Thanks. The last bit looks interesting but I get this error. The method put(String, Class<Communicator>) in the type Map<String,Class<Communicator>> is not applicable for the arguments (String, Class<ADCommunicator>) for each of the put calls. What am I doing wrong? Nevermind - I should use Map<String, Class<? extends Communicator>> based on risktop's answer. Thanks for the idea though.
@Dozer fixed. Sorry, I didnt have your classes to compile against.
1

If all your communicators can be constructed with empty argument list constructor, then you can store the type (class) of the communicator in the map instead of an instance. Then you can look up the type (java.lang.Class) from your communicatorMap and instantiate a new instance with java.lang.Class.newInstance().

For example:

public interface Communicator {
    void communicate();
}

public class Communicator1 implements Communicator {
    public void communicate() {
        System.out.println("communicator1 communicates");
    }
}

public class Communicator2 implements Communicator {
    public void communicate() {
        System.out.println("communicator2 communicates");
    }
}

public class CommuniicatorTest {
    public static void main(String[] args) throws Exception {
        Map<String, Class<? extends Communicator>> communicators = new HashMap<String, Class<? extends Communicator>>();
        communicators.put("Comm1", Communicator1.class);
        communicators.put("Comm2", Communicator2.class);
        Communicator comm2 = communicators.get("Comm2").newInstance();
        comm2.communicate();
        System.out.println("comm2: " + comm2);
        Communicator anotherComm2 = communicators.get("Comm2").newInstance();
        anotherComm2.communicate();
        System.out.println("anotherComm2: " + anotherComm2);
    }
}

result:

communicator2 communicates
comm2: pack.Communicator2@6bc7c054
communicator2 communicates
anotherComm2: pack.Communicator2@232204a1

1 Comment

Awesome. I'll try this. Thanks!
0

Assylias is correct about using a static initializer. It runs when your class loads, which guarantees that the map will be loaded before anything else happens to the class.

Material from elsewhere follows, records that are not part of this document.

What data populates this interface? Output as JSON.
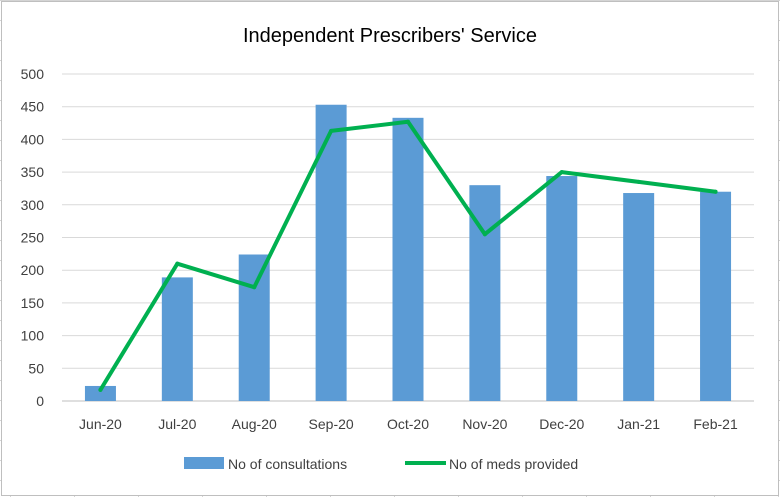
{
  "chart_data": {
    "type": "bar",
    "title": "Independent Prescribers' Service",
    "categories": [
      "Jun-20",
      "Jul-20",
      "Aug-20",
      "Sep-20",
      "Oct-20",
      "Nov-20",
      "Dec-20",
      "Jan-21",
      "Feb-21"
    ],
    "series": [
      {
        "name": "No of consultations",
        "kind": "bar",
        "color": "#5b9bd5",
        "values": [
          23,
          189,
          224,
          453,
          433,
          330,
          344,
          318,
          320
        ]
      },
      {
        "name": "No of meds provided",
        "kind": "line",
        "color": "#00b050",
        "values": [
          17,
          210,
          174,
          413,
          427,
          255,
          350,
          335,
          320
        ]
      }
    ],
    "xlabel": "",
    "ylabel": "",
    "ylim": [
      0,
      500
    ],
    "yticks": [
      "0",
      "50",
      "100",
      "150",
      "200",
      "250",
      "300",
      "350",
      "400",
      "450",
      "500"
    ],
    "grid": true,
    "legend_position": "bottom"
  }
}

You didn't show the declaration of the map; I assume that it is static.

private final static Map<String, Communicator> communicatorMap;
static {
    communicatorMap = new HashMap<>();
    communicatorMap.put("AD", new ADCommunicator());
    communicatorMap.put("DB2", new DB2Communicator());
    communicatorMap.put("MYSQL", new MYSQLCommunicator());
}; // populated on class-load. Eliminates race from lazy init

The remaining issue is the Communicator implementation. All this assumes that it is thread-safe as well.